The New Grass Revival were a huge influence for us early on, the way they were very bluegrassy but also not because it was also poppy and fusiony and all that stuff. In so many ways what we do is just a continuation of that same story, to take that traditional bluegrass sound and expand upon it with our own ideas. When I talk to Sam about it, it is interesting that they were getting the same kind of flake that we are forty years later, nothings changed, haha.
The New Grass Revival were quite successful in the ‘80s, despite the hostility.
Yeah, they sort of came around with the pop recognition when John Cowan joined the band, and then it just didn’t work out anymore. But Sam Bush is the king of the mandolin these days, it really works for him and he is just being himself as well. Sam is just Sam.
How supportive have Thirty Tigers been to your ongoing success?

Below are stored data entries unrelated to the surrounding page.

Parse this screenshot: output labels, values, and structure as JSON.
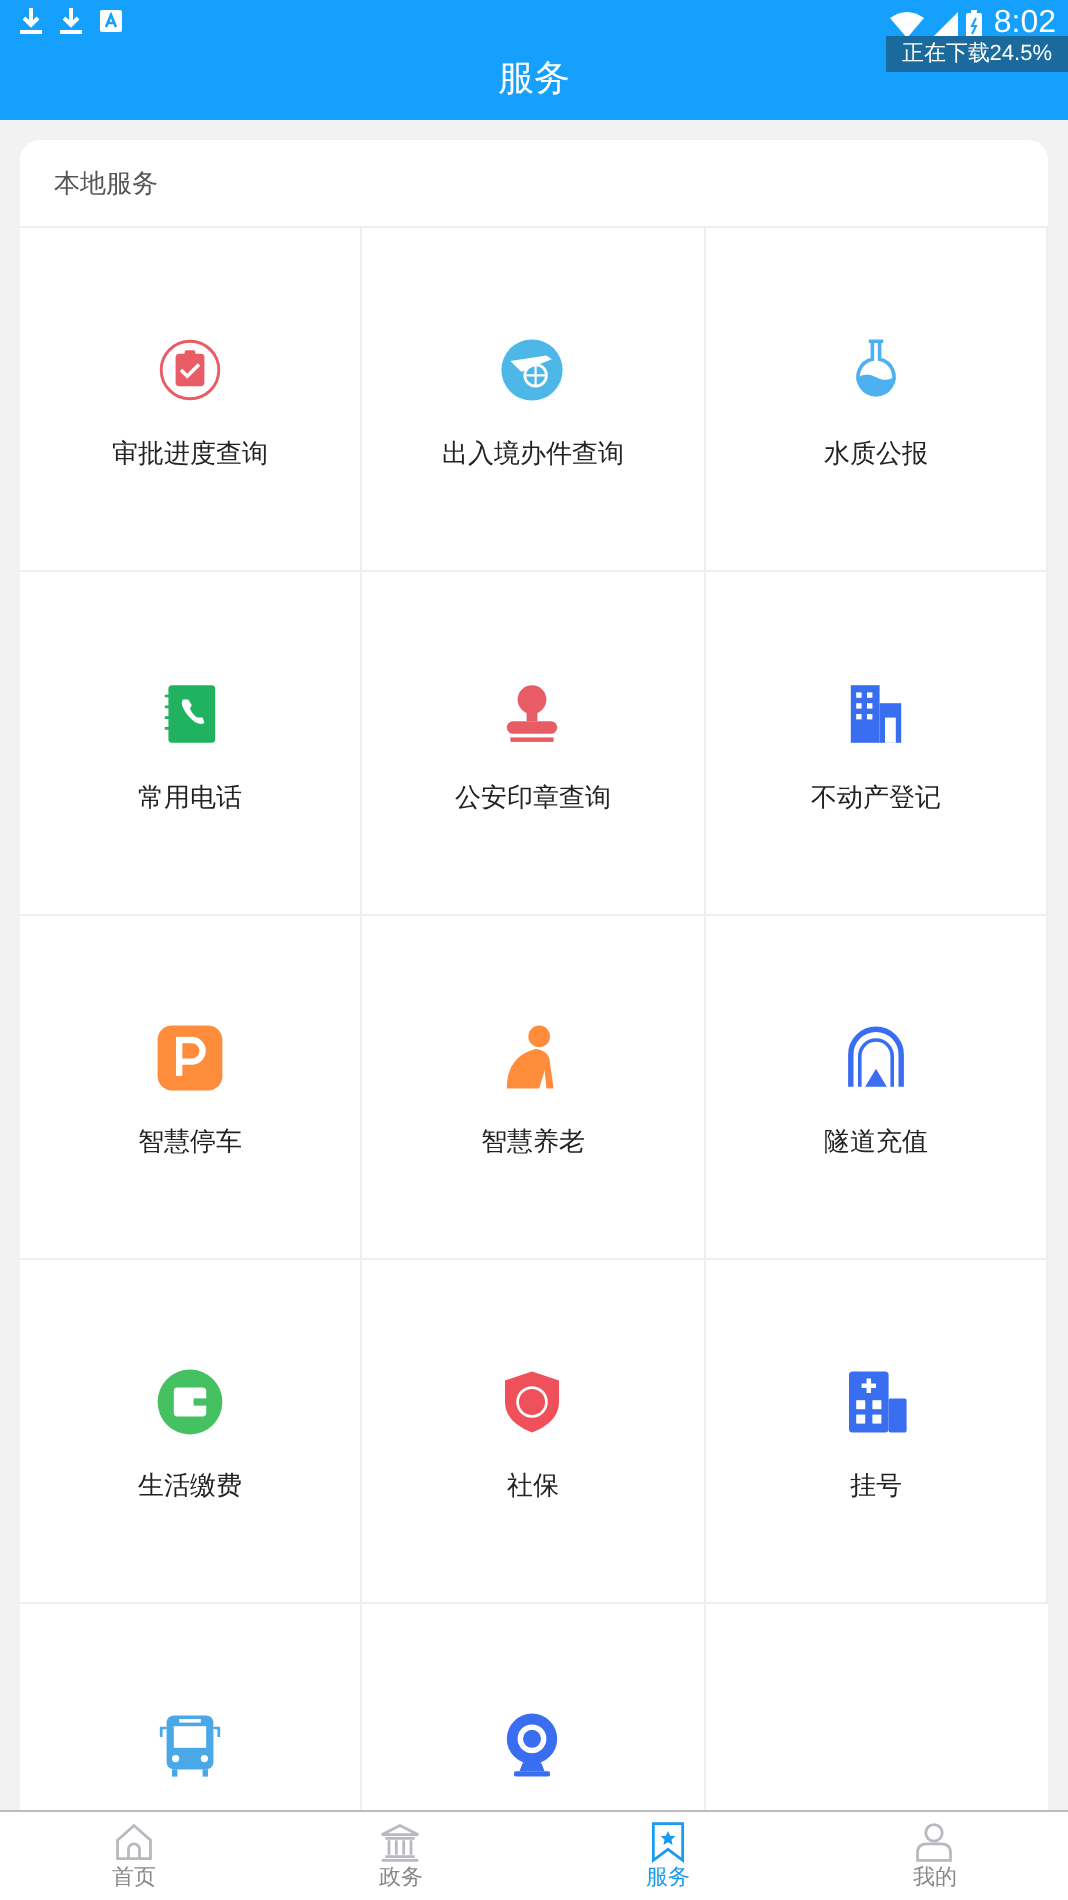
{
  "status_bar": {
    "time": "8:02",
    "download_toast": "正在下载24.5%"
  },
  "header": {
    "title": "服务"
  },
  "section": {
    "title": "本地服务",
    "items": [
      {
        "kind": "tile",
        "label": "审批进度查询"
      },
      {
        "kind": "tile",
        "label": "出入境办件查询"
      },
      {
        "kind": "tile",
        "label": "水质公报"
      },
      {
        "kind": "tile",
        "label": "常用电话"
      },
      {
        "kind": "tile",
        "label": "公安印章查询"
      },
      {
        "kind": "tile",
        "label": "不动产登记"
      },
      {
        "kind": "tile",
        "label": "智慧停车"
      },
      {
        "kind": "tile",
        "label": "智慧养老"
      },
      {
        "kind": "tile",
        "label": "隧道充值"
      },
      {
        "kind": "tile",
        "label": "生活缴费"
      },
      {
        "kind": "tile",
        "label": "社保"
      },
      {
        "kind": "tile",
        "label": "挂号"
      },
      {
        "kind": "cut_off"
      },
      {
        "kind": "cut_off"
      }
    ]
  },
  "tabs": [
    {
      "label": "首页",
      "selected": false
    },
    {
      "label": "政务",
      "selected": false
    },
    {
      "label": "服务",
      "selected": true
    },
    {
      "label": "我的",
      "selected": false
    }
  ]
}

They have done a couple of our records, and they are doing a little bit more for us with ‘Stress Dreams’ and have kind of expanded their reach. I’m talking to you over the sea, haha, which is a new thing for us, and we would love to come over there and play for you all over there. Our friend Billy Strings is going to play a show in London and we are really happy for him. International travel hasn’t been very easy for the band, we’ve been to Japan, Canada, and Mexico, and that is pretty much the extent of it. We were supposed to play a festival in Australia several times now but it was cancelled due to the birth of my child and COVID. Hopefully, we will be able to give it another shot.

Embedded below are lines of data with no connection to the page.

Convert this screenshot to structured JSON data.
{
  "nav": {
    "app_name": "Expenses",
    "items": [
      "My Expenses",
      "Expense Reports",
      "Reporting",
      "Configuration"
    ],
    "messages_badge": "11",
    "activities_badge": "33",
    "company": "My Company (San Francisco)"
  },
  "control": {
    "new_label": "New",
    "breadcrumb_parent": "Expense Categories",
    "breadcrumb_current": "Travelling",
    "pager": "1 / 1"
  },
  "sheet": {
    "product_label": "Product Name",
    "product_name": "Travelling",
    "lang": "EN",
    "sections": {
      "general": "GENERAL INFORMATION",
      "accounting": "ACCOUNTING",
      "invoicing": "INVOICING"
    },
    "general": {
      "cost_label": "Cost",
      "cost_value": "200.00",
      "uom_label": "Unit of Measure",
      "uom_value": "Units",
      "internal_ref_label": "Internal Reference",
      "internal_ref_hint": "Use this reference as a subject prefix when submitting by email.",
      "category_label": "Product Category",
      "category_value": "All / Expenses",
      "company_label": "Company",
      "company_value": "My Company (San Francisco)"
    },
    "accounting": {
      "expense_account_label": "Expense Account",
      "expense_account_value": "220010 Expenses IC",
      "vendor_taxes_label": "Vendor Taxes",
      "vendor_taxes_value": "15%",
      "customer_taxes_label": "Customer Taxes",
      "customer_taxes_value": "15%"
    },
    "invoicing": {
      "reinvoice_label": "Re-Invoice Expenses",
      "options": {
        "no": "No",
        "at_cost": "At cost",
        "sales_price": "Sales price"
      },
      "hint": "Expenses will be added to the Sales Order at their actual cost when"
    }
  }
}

What is next for Greensky Bluegrass in 2022?
We have a lot of touring planned with the record coming out. We are playing most of January, February, and March, straight through really, and we haven’t done that for so long now. It is crazy, but we still have a lot of summer stuff that has been booked for years that has just been pushed over, so we will make a lot of that up. We will play through the fall and then look to make a record after that, and as I said, maybe hopefully we will get to do some international travel. We would really like to go play for some new people.

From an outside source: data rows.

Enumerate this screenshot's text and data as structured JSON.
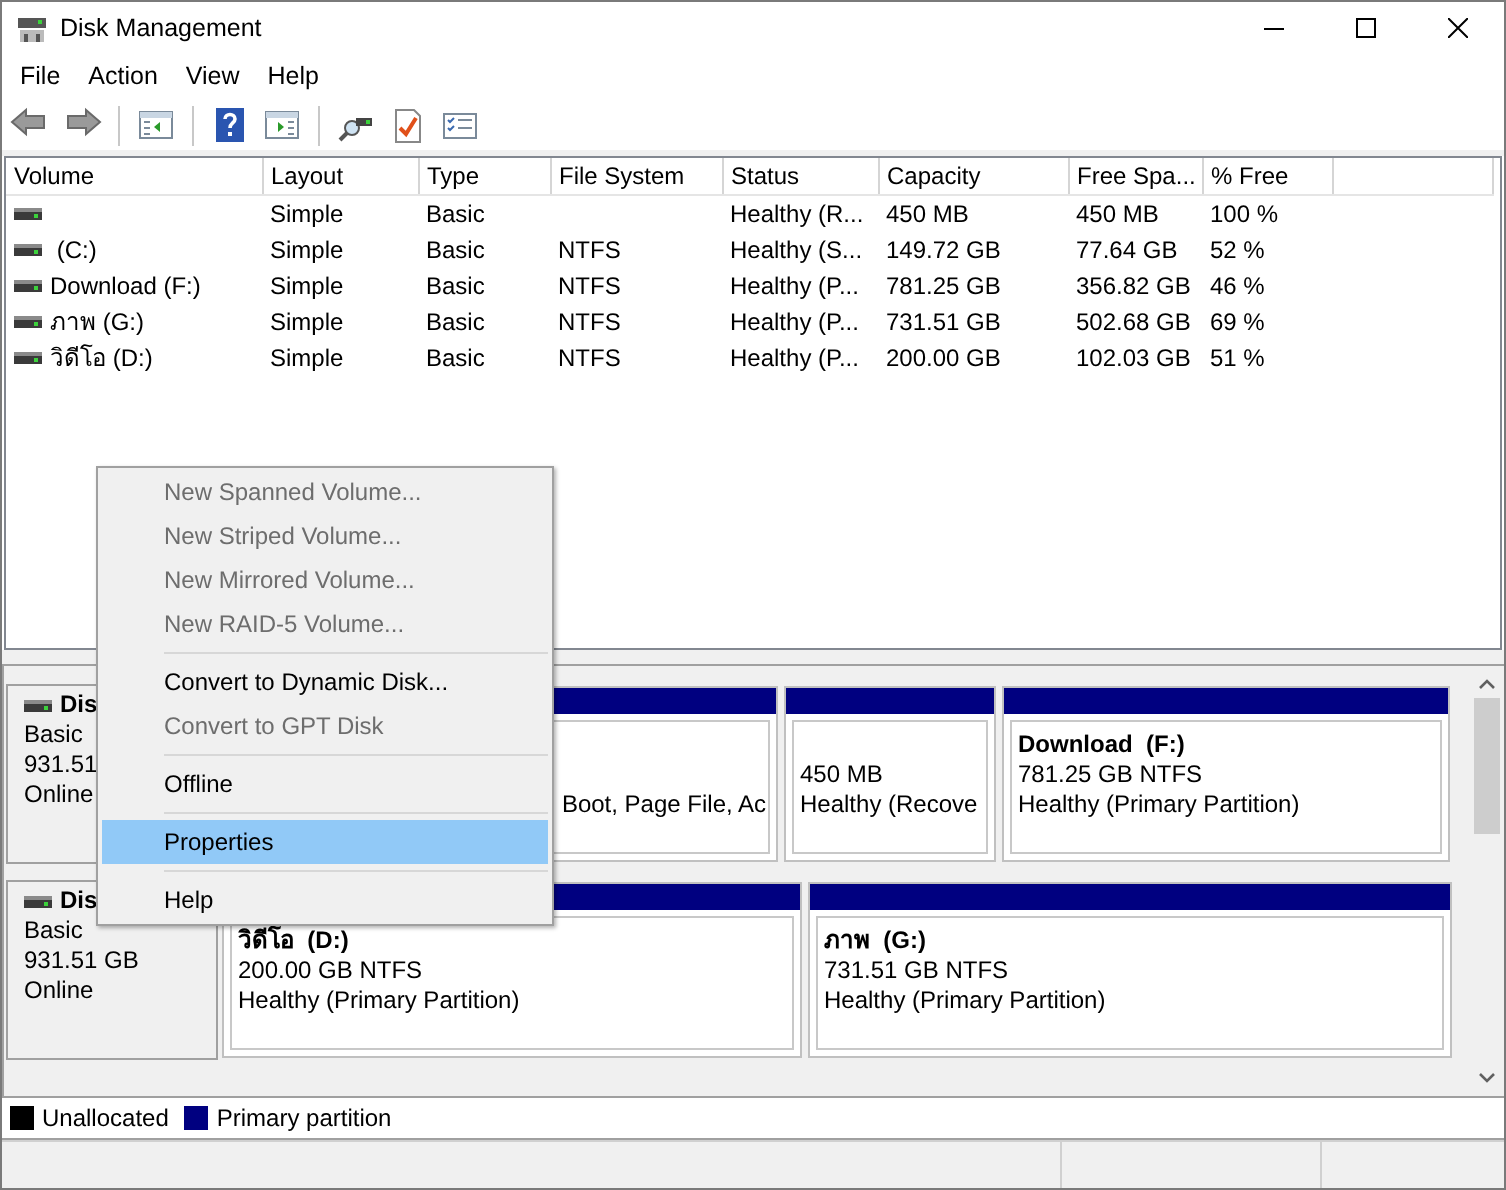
{
  "window": {
    "title": "Disk Management"
  },
  "menu_bar": [
    "File",
    "Action",
    "View",
    "Help"
  ],
  "volume_list": {
    "columns": [
      "Volume",
      "Layout",
      "Type",
      "File System",
      "Status",
      "Capacity",
      "Free Spa...",
      "% Free"
    ],
    "rows": [
      [
        "",
        "Simple",
        "Basic",
        "",
        "Healthy (R...",
        "450 MB",
        "450 MB",
        "100 %"
      ],
      [
        " (C:)",
        "Simple",
        "Basic",
        "NTFS",
        "Healthy (S...",
        "149.72 GB",
        "77.64 GB",
        "52 %"
      ],
      [
        "Download (F:)",
        "Simple",
        "Basic",
        "NTFS",
        "Healthy (P...",
        "781.25 GB",
        "356.82 GB",
        "46 %"
      ],
      [
        "ภาพ (G:)",
        "Simple",
        "Basic",
        "NTFS",
        "Healthy (P...",
        "731.51 GB",
        "502.68 GB",
        "69 %"
      ],
      [
        "วิดีโอ (D:)",
        "Simple",
        "Basic",
        "NTFS",
        "Healthy (P...",
        "200.00 GB",
        "102.03 GB",
        "51 %"
      ]
    ]
  },
  "disks": [
    {
      "name": "Dis",
      "type": "Basic",
      "size": "931.51",
      "status": "Online",
      "partitions": [
        {
          "kind": "primary",
          "status": "Boot, Page File, Ac"
        },
        {
          "kind": "primary",
          "size": "450 MB",
          "status": "Healthy (Recove"
        },
        {
          "kind": "primary",
          "title": "Download  (F:)",
          "size": "781.25 GB NTFS",
          "status": "Healthy (Primary Partition)"
        }
      ]
    },
    {
      "name": "Dis",
      "type": "Basic",
      "size": "931.51 GB",
      "status": "Online",
      "partitions": [
        {
          "kind": "primary",
          "title": "วิดีโอ  (D:)",
          "size": "200.00 GB NTFS",
          "status": "Healthy (Primary Partition)"
        },
        {
          "kind": "primary",
          "title": "ภาพ  (G:)",
          "size": "731.51 GB NTFS",
          "status": "Healthy (Primary Partition)"
        }
      ]
    }
  ],
  "legend": [
    {
      "label": "Unallocated",
      "color": "#000000"
    },
    {
      "label": "Primary partition",
      "color": "#000080"
    }
  ],
  "context_menu": [
    {
      "kind": "item",
      "label": "New Spanned Volume...",
      "disabled": true,
      "selected": false
    },
    {
      "kind": "item",
      "label": "New Striped Volume...",
      "disabled": true,
      "selected": false
    },
    {
      "kind": "item",
      "label": "New Mirrored Volume...",
      "disabled": true,
      "selected": false
    },
    {
      "kind": "item",
      "label": "New RAID-5 Volume...",
      "disabled": true,
      "selected": false
    },
    {
      "kind": "separator"
    },
    {
      "kind": "item",
      "label": "Convert to Dynamic Disk...",
      "disabled": false,
      "selected": false
    },
    {
      "kind": "item",
      "label": "Convert to GPT Disk",
      "disabled": true,
      "selected": false
    },
    {
      "kind": "separator"
    },
    {
      "kind": "item",
      "label": "Offline",
      "disabled": false,
      "selected": false
    },
    {
      "kind": "separator"
    },
    {
      "kind": "item",
      "label": "Properties",
      "disabled": false,
      "selected": true
    },
    {
      "kind": "separator"
    },
    {
      "kind": "item",
      "label": "Help",
      "disabled": false,
      "selected": false
    }
  ]
}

Your model of persistent touring worked in the US, so maybe it will work internationally.
Maybe so, yeah, haha. There is something different about winning new listeners over, people who haven’t heard you before, rather than appeasing people who are already fans. As you said, our community of fans are fantastic and amazing, and they come to a lot of shows a year, and they support us religiously, but appeasing that appetite is different from playing to a room full of people we have never seen before. It is a different energy, and winning over or romancing if you will, a new listener is really fun. When we played in Japan it was amazing, just playing for people we didn’t even share a language with and watching their reaction. We hadn’t experienced anything like that in a very long time, and it was profound. Hopefully, more of that is ahead.
I’ve often wondered why jazz and bluegrass are so popular in Japan.
They really loved it.
At AUK, we like to share music with our readers, so can you share which artists, tracks or albums are currently top three on your personal playlist?
This guy Jafie Jurvanen from Canada whose band is called the Bahamas, I love his music right now. I listen to a lot of Justin Vernon and Bon Iver. None of those are bluegrass or americana, so in that vein there is Watchhouse. I really like them, and they were formally Mandolin Orange, and I was just listening to them before our interview, haha. Andrew Marlin the mandolin player is a friend of mine and he is a great player and a great writer. It is really good music.
Finally, do you want to say anything to our readers?
I hope we can come see you soon. I’ve been there as a tourist several times, and I would love to come back as an artist. We will just keep truckin’ ahead, that is what we do, so hopefully we will make it over there.